Have you ever really focused on your senses? How much stimuli you’re experiencing at any given moment? When you stop and think about it, it’s extraordinary how much work not only our sensory systems are putting in every second of our existence, but also the work of our brain to synthesize the vast array of information constantly streaming in to provide us with our cohesive conscious sensation of being alive.
Although I’ve known quite a bit about human sense from teaching introductory psychology for many years, I learned so much more from Ashley Ward’s Where We Meet the Word: The Story of the Senses. He brings you on a wonderful scientific journey of our senses to completely overhaul your sensory knowledge.
Ward focuses each chapter on a single sense – the major five senses of vision, hearing, smell, taste, and touch – with an additional chapter each on how senses interact with each other, and the powerful role the brain plays in weaving all of this sensory information together into a perceptual experience. Although the book is centered on humans, he brings in interesting research on other animals as well.

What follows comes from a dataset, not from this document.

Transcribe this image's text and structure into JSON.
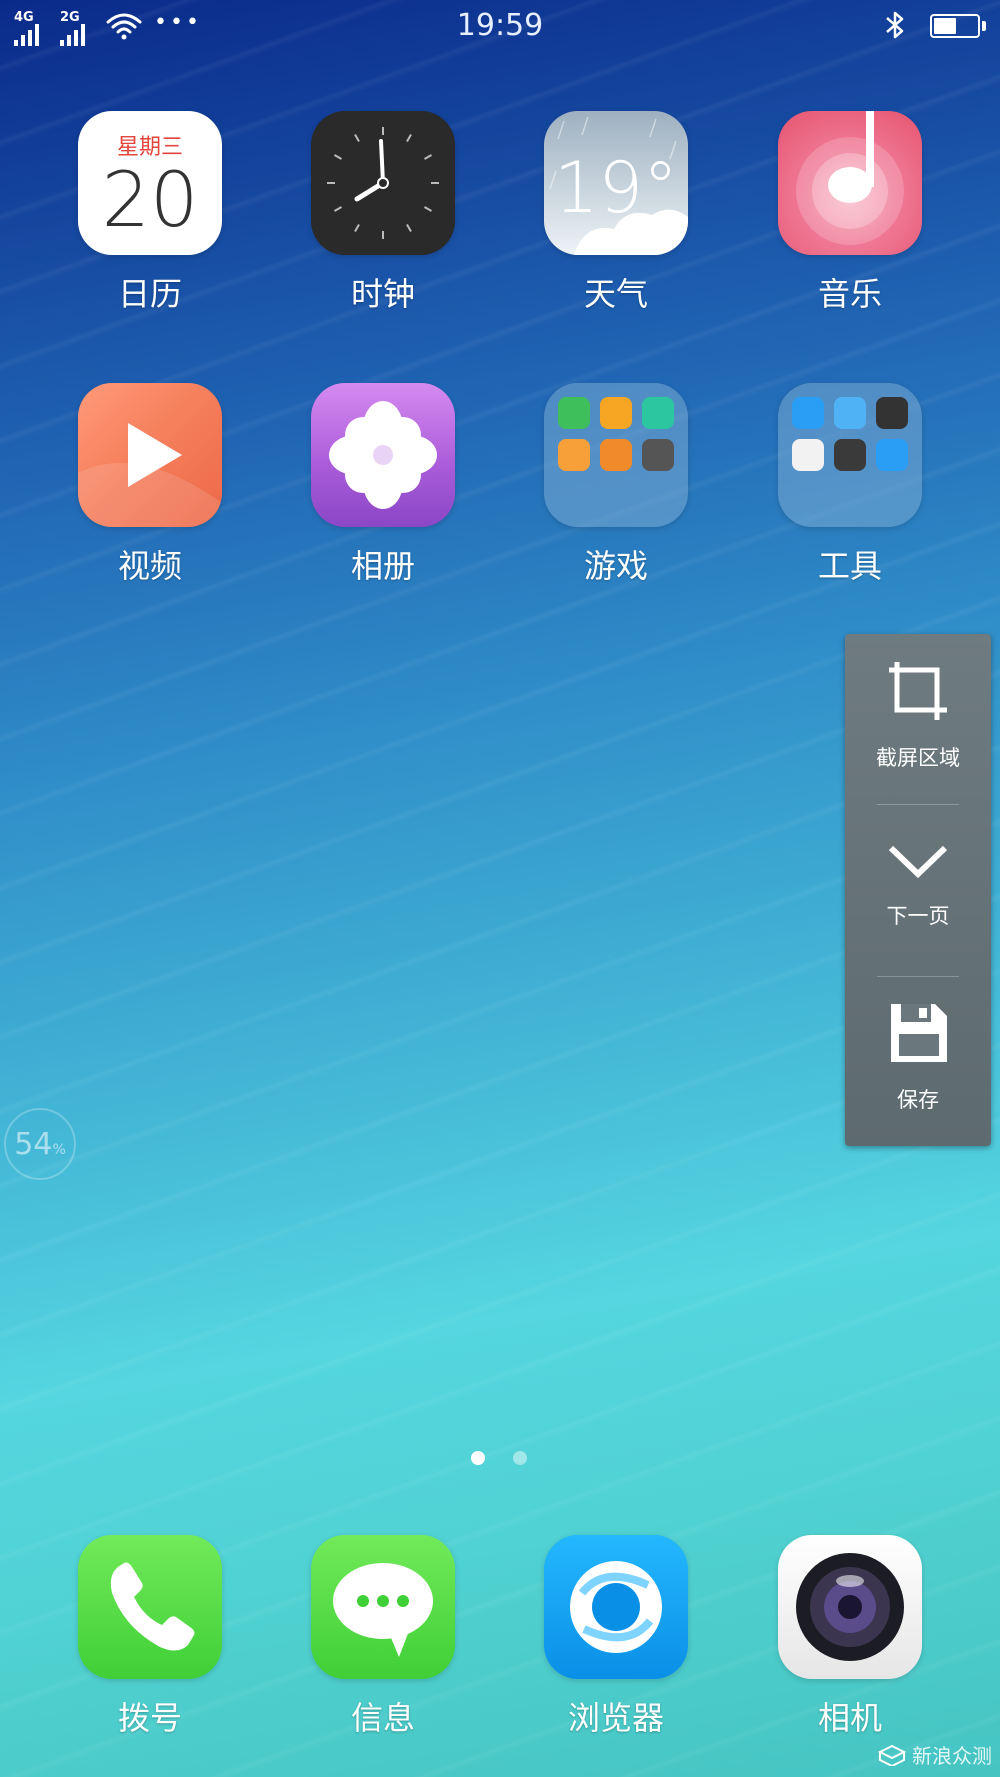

I learned a lot in from this book. Most interestingly I learned why I can read with non-narrative noise in the background (I read a lot with sports on in the background and music). It turns our that the way our brain reads words, like the ones you are reading now on this page, are processed in the same way as speech is in the brain, which is utterly remarkable. And because we have a specialized speech processing area in our brain, the background noise isn’t ‘competing’ with my reading. Now, I absolutely cannot read if a sitcom or other conversational show is on – my brain can’t read and listen at the same time in that scenario!
What I found quite lovely about this book is how Ward opened my mind to the centrality of senses other than vision in our everyday experience. We typically think of ourselves as a vision dominant species. We have great color vision and acuity. But we underestimate the role of our hearing and smell. Remember: we’re mammals after all, and we have a long evolutionary history of being small, burrowing animals who relied little on vision and heavily on smell and hearing. Those ancient skills are still with us today, we just don’t notice with our eyes open.
Where We Meet the World is an excellent read. Truly engaging and brimming with interesting facts that shed light on our everyday experience. It’s a great complement to Ed Yong’s sense-focused book that came out last year (see recommendations below) that more widely covers senses across the animal kingdom. Ward’s book is also going to be added to any future update I do on my ‘intro to psychology book guide’ as this is the kind of book I’ve been waiting for on sensation.
Published: March 2023
Publisher: Basic Books
Format: Advanced Hardcover courtesy of Basic Books
If you think this sounds interesting, bookmark these other great reads:
An Immense World: How Animal Senses Reveal the Hidden Realms Around Us by Ed Yong (2022) | Read my review
Your Inner Fish: A Journey into the 3.5-Billion-Year History of the Human Body by Neil Shubin (2008)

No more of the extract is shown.